An Exclusive Club: The Astonishing Numbers Behind World Cup Players
Watch the report by Idan Koivler, Walla Sport correspondent to the World Cup / Walla Football editorial team
Football is the most popular sport in the world. About 5 billion people love the game, watch it or follow it. According to FIFA, between 220 million and 240 million people play it entirely as amateurs, and another 40 million are registered with various associations at different levels. If we add to those numbers all the coaches, managers, referees and staff who make the matches possible, we reach about 270 million people around the world involved in the sport, not always for pay.
According to the global players' union FIFPro, there are about 130,000 footballers in professional club frameworks, but 85% of them are not paid because they are still youth players or amateurs. In other words, of everyone who lives and breathes the game, only a small minority actually earns from it.
Out of the hundreds of thousands who have played professional football throughout history, only 8,500 to 9,000 reached the World Cup as squad players in all editions of the tournament, from 1930 to 2022. Of those, only 6,500 to 7,000 actually stepped onto the pitch at the World Cup. The exact number is not known, because only since 1966 has there been a systematic and complete record of all players and lineups.

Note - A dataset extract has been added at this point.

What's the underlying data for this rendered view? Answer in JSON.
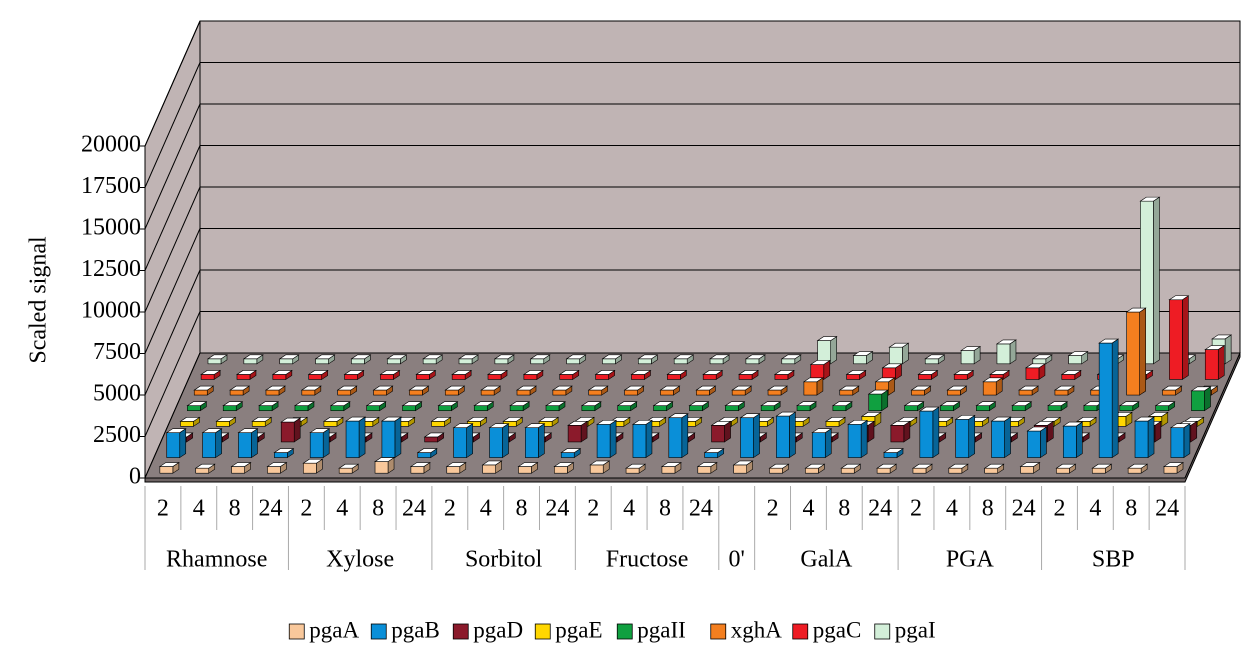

In the end, only the very best out of hundreds of millions who have played the game reach the biggest stage of all. Even after expanding the tournament to 48 national teams, which opens the door to teams such as Haiti, whose past squads had almost no players born in the country, or Curaçao, whose players are mostly Dutch, it is still an exclusive club reserved for the elite.
Research and data show that only 0.5% to 1% of players who enter an elite youth academy in Europe will ever sign any professional contract. That means that out of 1,000 children in a given age group, only five to ten will become footballers. Even among those who already hold a professional contract at ages 16 to 18, only 17% (about 1 in 6) will continue playing beyond age 22.
According to data from the English Football Association, 98% of all 16-year-old boys training in academies of the country's top clubs will never play in one of England's top five leagues. Looking more broadly at Europe, fewer than 1% of all children who begin playing in organized football will sign a professional contract.
A recent study published at the University of Essex found that among all players who were in top academies in Spain at ages 13 to 18 over the past decade, only 4% managed to make an appearance in the first division. Another 6% played in lower divisions, while the remaining 90% did not develop any career in the sport.
The reason is that academies operate on a volume model, they evaluate thousands of children in an attempt to identify the rare few talents who can truly break into the senior team. As a result, the vast majority of graduates find themselves in their early twenties already looking for an alternative career path, whether in coaching, sports science or completely outside football.
And of all these children who dream big, only about 0.015% (and perhaps even less) will reach the level that allows them to represent their national team. And as already noted, most national teams do not even qualify for the World Cup. So now that you understand just how rare the athletes you will see on screen over the next month really are, you can start enjoying the game.